German regulator orders Facebook to allow pseudonyms

29 Jul 2015 | Author: | No comments yet »

Facebook Must Allow Fake Names, Says German Regulator.

Facebook has been told to allow people to use pseudonyms on its site by a German regulator, which has ruled that the site’s “real name” policy violates the right to privacy.Brussels – Facebook may not prevent its users from using fake names, a German privacy watchdog said on Tuesday, in the latest privacy setback for the US company in Europe. The firm said in a statement that the courts have been here before and have found that what Facebook does is in local order. “We’re disappointed Facebook’s authentic name policy is being revisited, since German courts have reviewed it on multiple occasions and regulators have determined it fully complies with applicable European data protection law,” a spokesperson said.

The Hamburg data protection authority, which is responsible for policing Facebook in Germany, said the social network firm could not unilaterally change users’ chosen usernames to their real names, nor could it ask them for official ID. Facebook’s enforcement of its policy, which limits individuals to one account each and requires that those accounts be held under their real name, frequently results in accounts with suspected pseudonyms being locked by the company until the owner can prove their name, or even just the name being changed back by Facebook.
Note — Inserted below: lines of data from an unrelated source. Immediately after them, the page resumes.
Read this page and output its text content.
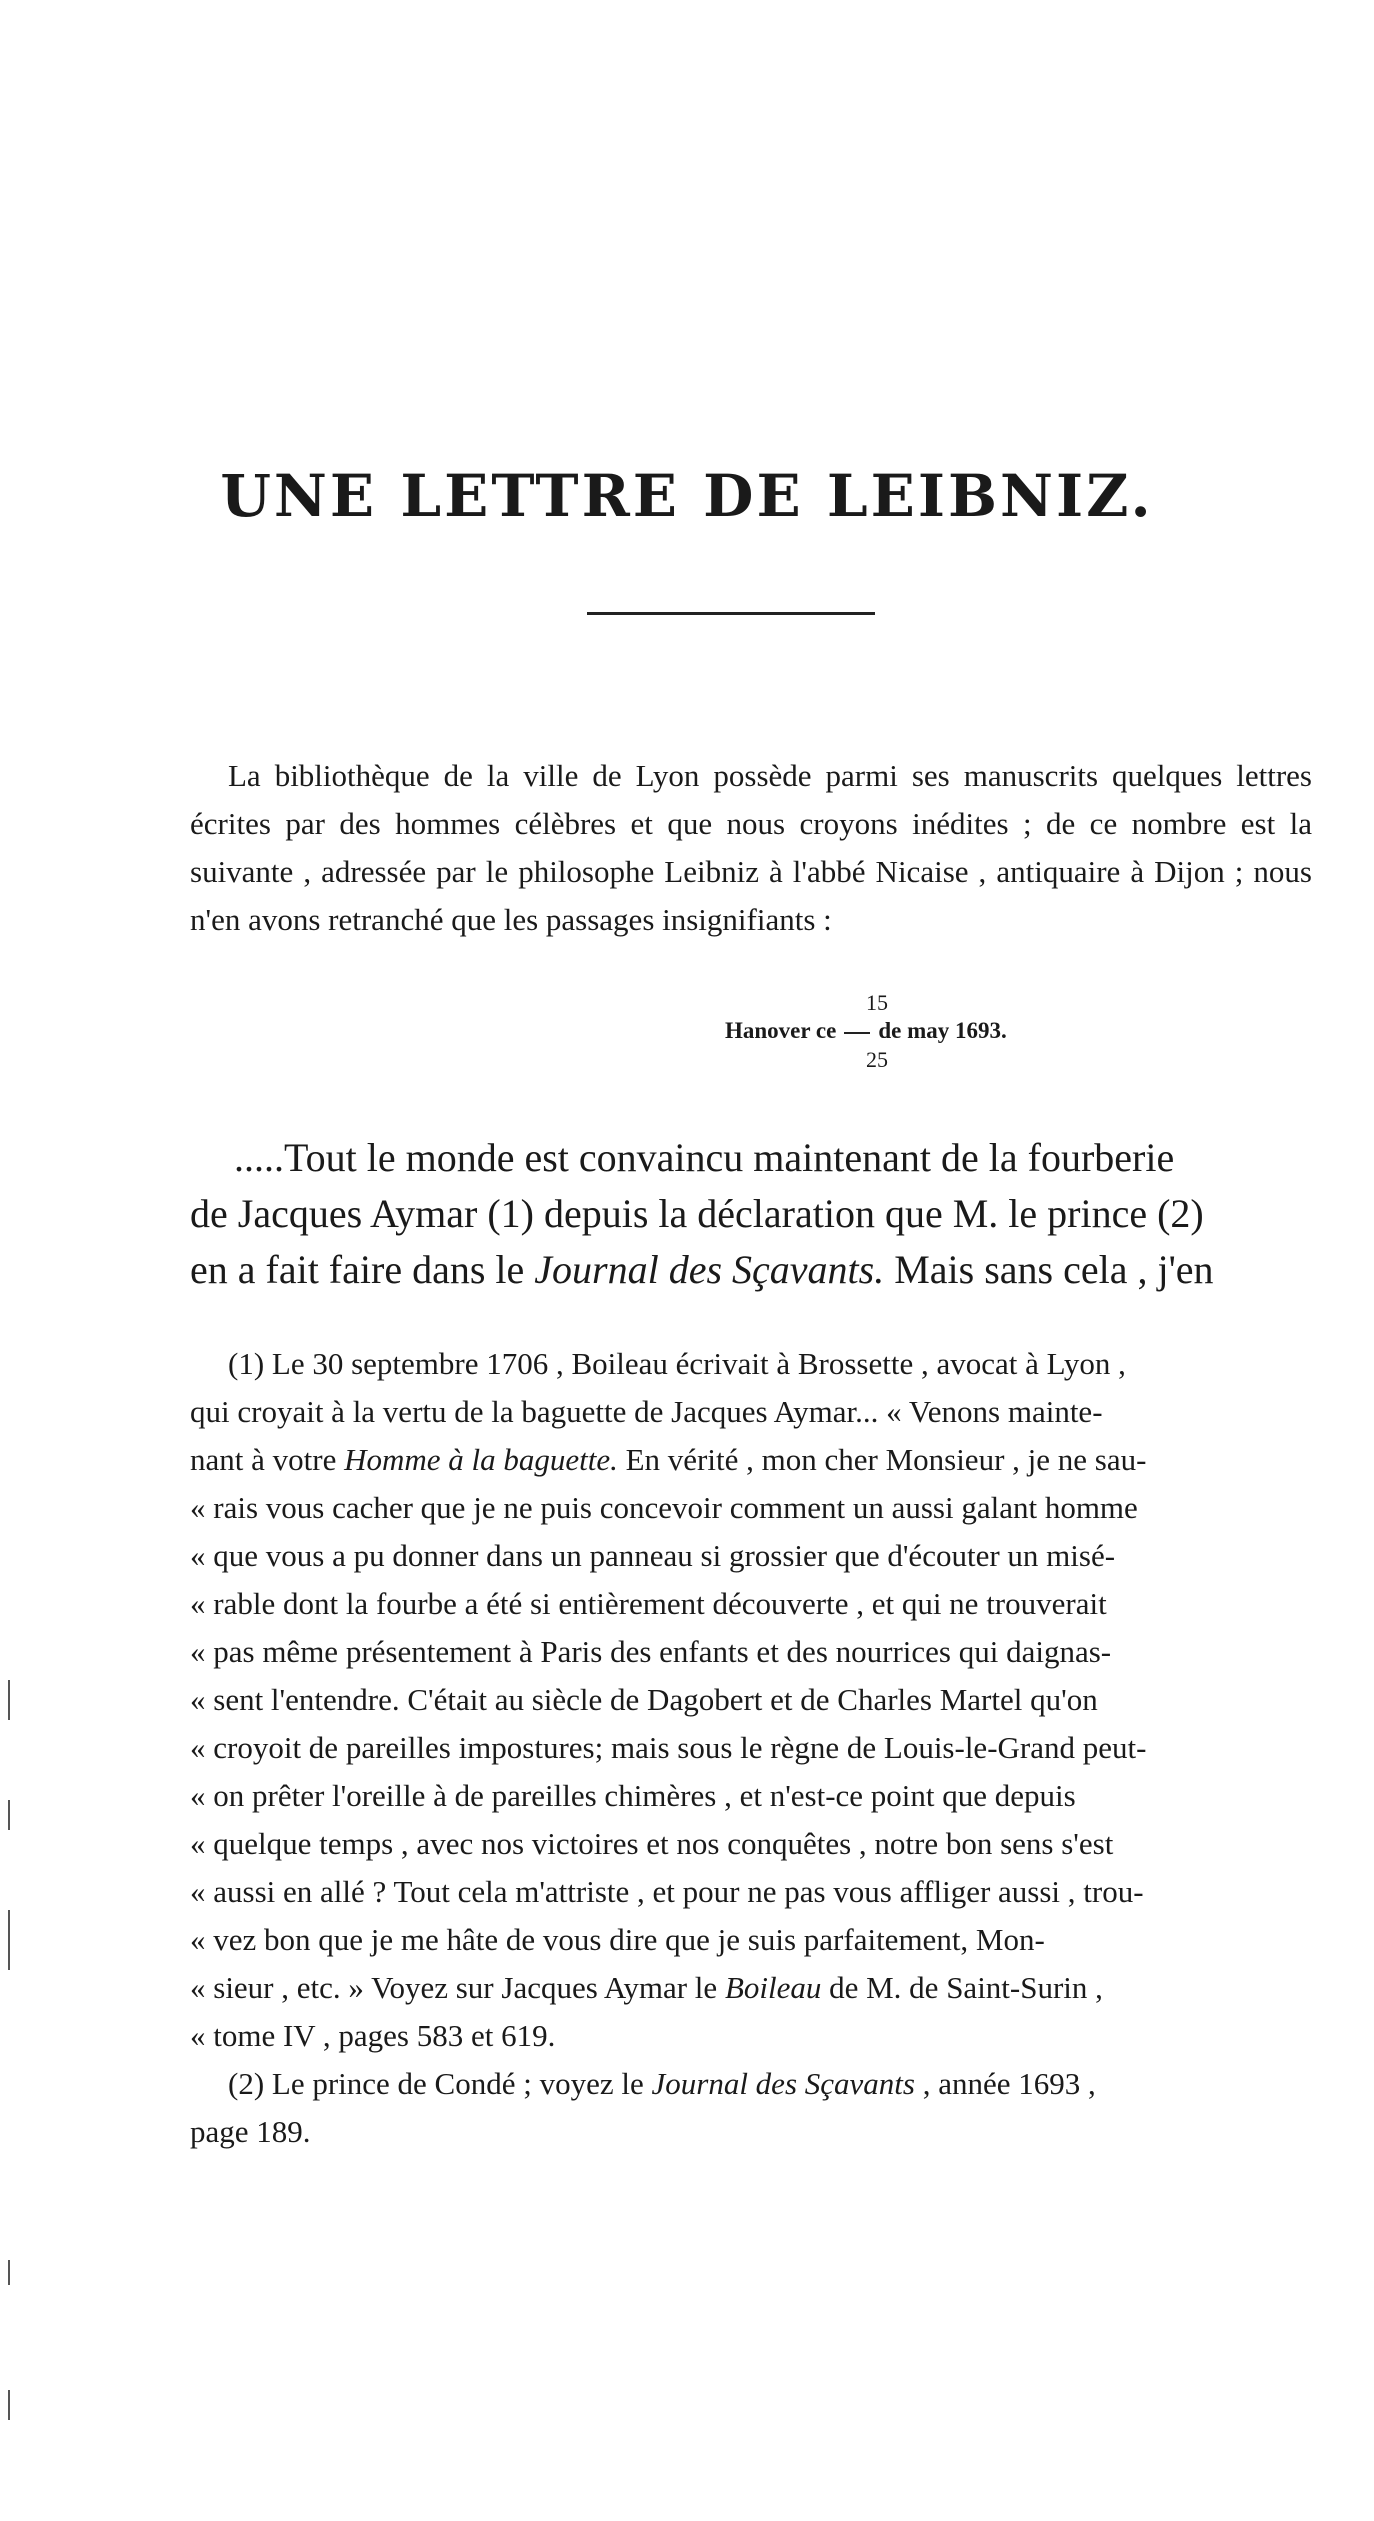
UNE LETTRE DE LEIBNIZ.

La bibliothèque de la ville de Lyon possède parmi ses manuscrits quelques lettres écrites par des hommes célèbres et que nous croyons inédites ; de ce nombre est la suivante , adressée par le philosophe Leibniz à l'abbé Nicaise , antiquaire à Dijon ; nous n'en avons retranché que les passages insignifiants :

15
Hanover ce de may 1693.
25
.....Tout le monde est convaincu maintenant de la fourberie
de Jacques Aymar (1) depuis la déclaration que M. le prince (2)
en a fait faire dans le Journal des Sçavants. Mais sans cela , j'en
(1) Le 30 septembre 1706 , Boileau écrivait à Brossette , avocat à Lyon ,
qui croyait à la vertu de la baguette de Jacques Aymar... « Venons mainte-
nant à votre Homme à la baguette. En vérité , mon cher Monsieur , je ne sau-
« rais vous cacher que je ne puis concevoir comment un aussi galant homme
« que vous a pu donner dans un panneau si grossier que d'écouter un misé-
« rable dont la fourbe a été si entièrement découverte , et qui ne trouverait
« pas même présentement à Paris des enfants et des nourrices qui daignas-
« sent l'entendre. C'était au siècle de Dagobert et de Charles Martel qu'on
« croyoit de pareilles impostures; mais sous le règne de Louis-le-Grand peut-
« on prêter l'oreille à de pareilles chimères , et n'est-ce point que depuis
« quelque temps , avec nos victoires et nos conquêtes , notre bon sens s'est
« aussi en allé ? Tout cela m'attriste , et pour ne pas vous affliger aussi , trou-
« vez bon que je me hâte de vous dire que je suis parfaitement, Mon-
« sieur , etc. » Voyez sur Jacques Aymar le Boileau de M. de Saint-Surin ,
« tome IV , pages 583 et 619.
(2) Le prince de Condé ; voyez le Journal des Sçavants , année 1693 ,
page 189.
Legal action in 2013 led to a court decision which found that German privacy laws don’t apply to Facebook, and that the Data Protection Commissioner for the German state of Schleswig-Holstein had to accept that. Johannes Caspar, the Hamburg commissioner for data protection and freedom of information, said: “As in many other complaints against Facebook, this case demonstrates that the network wants to enforce the so-called real names policy with no regard to national legislation.” He added that the requirement to use a real name violates the rights, enshrined in German law, to use a pseudonym, while requests for digital copies of an official photo ID also contradict the passport and ID card law. Facebook CEO Mark Zuckerberg, who uses the Twitter name @Finkd, said recently in a celebrity studded Q&A on the site that Facebook takes the need for real names very seriously, and that people do not fully understand the real name/pseudonym situation. “Real names are an important part of how our community works for a couple of reasons.
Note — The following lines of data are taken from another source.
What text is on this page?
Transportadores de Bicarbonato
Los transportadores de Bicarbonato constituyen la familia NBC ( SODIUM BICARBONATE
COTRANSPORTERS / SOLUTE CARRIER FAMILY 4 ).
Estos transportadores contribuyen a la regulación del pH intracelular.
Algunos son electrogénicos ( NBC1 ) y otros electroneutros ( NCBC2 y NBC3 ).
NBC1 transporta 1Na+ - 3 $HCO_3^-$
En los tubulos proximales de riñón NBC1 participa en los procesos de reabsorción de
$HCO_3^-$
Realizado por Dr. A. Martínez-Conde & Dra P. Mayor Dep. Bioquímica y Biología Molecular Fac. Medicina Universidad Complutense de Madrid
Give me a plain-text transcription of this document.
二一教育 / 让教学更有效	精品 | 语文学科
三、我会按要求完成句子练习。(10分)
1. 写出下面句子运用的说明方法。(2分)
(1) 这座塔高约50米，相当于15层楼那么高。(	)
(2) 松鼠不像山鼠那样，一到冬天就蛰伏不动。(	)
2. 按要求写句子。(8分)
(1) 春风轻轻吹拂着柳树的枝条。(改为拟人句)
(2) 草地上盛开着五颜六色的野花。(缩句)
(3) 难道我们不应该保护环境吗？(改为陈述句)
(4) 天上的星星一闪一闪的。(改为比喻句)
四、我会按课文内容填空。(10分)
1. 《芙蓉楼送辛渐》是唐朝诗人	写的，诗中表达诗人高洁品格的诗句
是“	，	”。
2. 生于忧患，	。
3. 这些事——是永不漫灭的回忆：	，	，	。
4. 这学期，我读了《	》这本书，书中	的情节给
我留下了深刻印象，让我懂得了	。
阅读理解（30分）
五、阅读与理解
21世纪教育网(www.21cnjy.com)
A woman had complained to the Hamburg watchdog after Facebook blocked her account for using a pseudonym, requested a copy of her ID and unilaterally changed her username into her real name. “The use of authentic names on Facebook protects people’s privacy and safety by ensuring people know who they’re sharing and connecting with,” said a spokesperson for the company. Facebook has repeatedly clashed with European data regulators, arguing that it should only be bound by the decisions of the Irish data protection office, since its EU headquarters are based in that nation. Facebook’s response is that the policy actually protects user safety and privacy – plus German regulations shouldn’t affect it as its European headquarters is located in Ireland. In February, the site was accused of discrimination after a number of Native American activists reported having their accounts suspended or names changed to match European norms.
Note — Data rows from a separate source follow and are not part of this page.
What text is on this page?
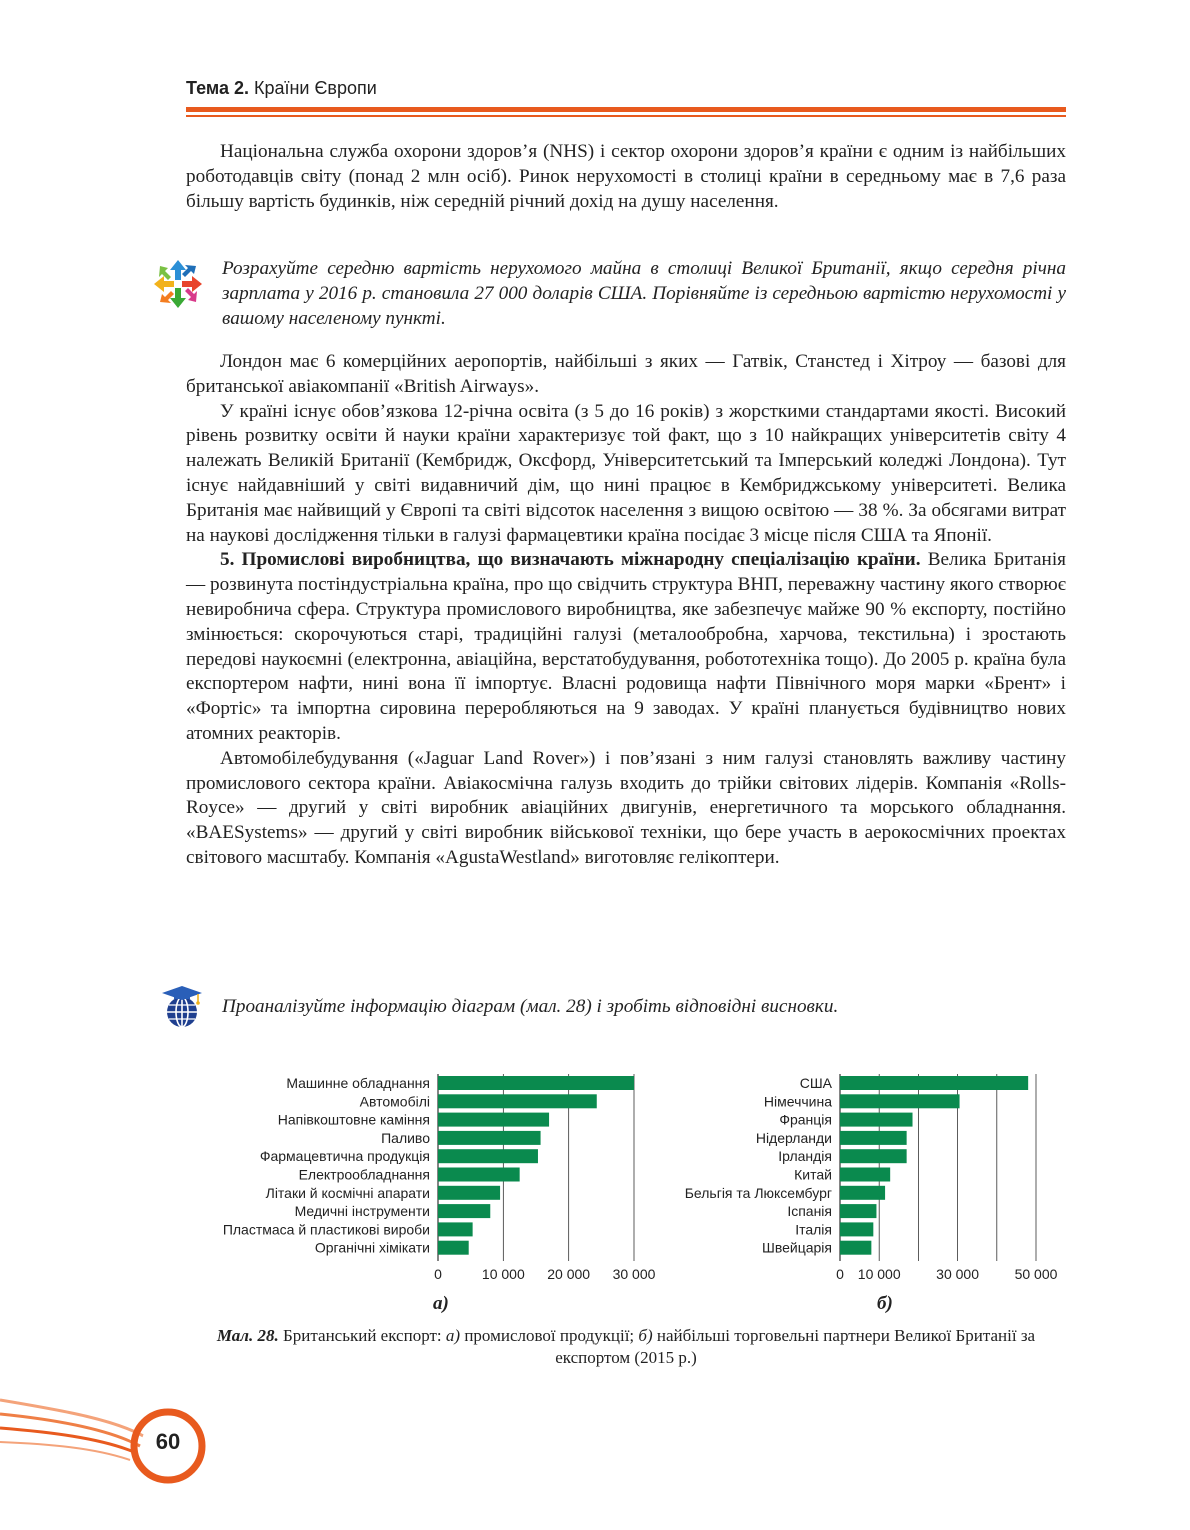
Тема 2. Країни Європи

Національна служба охорони здоров’я (NHS) і сектор охорони здоров’я країни є одним із найбільших роботодавців світу (понад 2 млн осіб). Ринок нерухомості в столиці країни в середньому має в 7,6 раза більшу вартість будинків, ніж середній річний дохід на душу населення.

Розрахуйте середню вартість нерухомого майна в столиці Великої Британії, якщо середня річна зарплата у 2016 р. становила 27 000 доларів США. Порівняйте із середньою вартістю нерухомості у вашому населеному пункті.

Лондон має 6 комерційних аеропортів, найбільші з яких — Гатвік, Станстед і Хітроу — базові для британської авіакомпанії «British Airways».

У країні існує обов’язкова 12-річна освіта (з 5 до 16 років) з жорсткими стандартами якості. Високий рівень розвитку освіти й науки країни характеризує той факт, що з 10 найкращих університетів світу 4 належать Великій Британії (Кембридж, Оксфорд, Університетський та Імперський коледжі Лондона). Тут існує найдавніший у світі видавничий дім, що нині працює в Кембриджському університеті. Велика Британія має найвищий у Європі та світі відсоток населення з вищою освітою — 38 %. За обсягами витрат на наукові дослідження тільки в галузі фармацевтики країна посідає 3 місце після США та Японії.

5. Промислові виробництва, що визначають міжнародну спеціалізацію країни. Велика Британія — розвинута постіндустріальна країна, про що свідчить структура ВНП, переважну частину якого створює невиробнича сфера. Структура промислового виробництва, яке забезпечує майже 90 % експорту, постійно змінюється: скорочуються старі, традиційні галузі (металообробна, харчова, текстильна) і зростають передові наукоємні (електронна, авіаційна, верстатобудування, робототехніка тощо). До 2005 р. країна була експортером нафти, нині вона її імпортує. Власні родовища нафти Північного моря марки «Брент» і «Фортіс» та імпортна сировина переробляються на 9 заводах. У країні планується будівництво нових атомних реакторів.

Автомобілебудування («Jaguar Land Rover») і пов’язані з ним галузі становлять важливу частину промислового сектора країни. Авіакосмічна галузь входить до трійки світових лідерів. Компанія «Rolls-Royce» — другий у світі виробник авіаційних двигунів, енергетичного та морського обладнання. «BAESystems» — другий у світі виробник військової техніки, що бере участь в аерокосмічних проектах світового масштабу. Компанія «AgustaWestland» виготовляє гелікоптери.

Проаналізуйте інформацію діаграм (мал. 28) і зробіть відповідні висновки.
0	10 000 20 000 30 000
Машинне обладнання
Автомобілі
Напівкоштовне каміння
Паливо
Фармацевтична продукція
Електрообладнання
Літаки й космічні апарати
Медичні інструменти
Пластмаса й пластикові вироби
Органічні хімікати
0 10 000	30 000	50 000
США
Німеччина
Франція
Нідерланди
Ірландія
Китай
Бельгія та Люксембург
Іспанія
Італія
Швейцарія
а)	б)
Мал. 28. Британський експорт: а) промислової продукції; б) найбільші торговельні партнери Великої Британії за експортом (2015 р.)
60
Verified email addresses: All users on Independent Media news sites are now required to have a verified email address before being allowed to comment on articles. Dana Lone Hill argued that: “Katy Perry’s Left Shark from her Super Bowl halftime show has a Facebook page and we have to prove who we are.” The policy hit the headlines again in June after Zip, a trans former Facebook employee who was instrumental in introducing the company’s custom gender feature, was required to “prove” her name to the company – the same name that had been on her name badge while she worked for Facebook. “We use names that don’t match our ID on Facebook for safety, or because we’re trans, or because we’re just straight up not known by our legal names,” Zip wrote. “Having chosen its policy, Facebook has to enforce it. There are plenty of cases — for example, a woman leaving an abusive relationship and trying to avoid her violent ex-husband — where preventing the ex-husband from creating profiles with fake names and harassing her is important.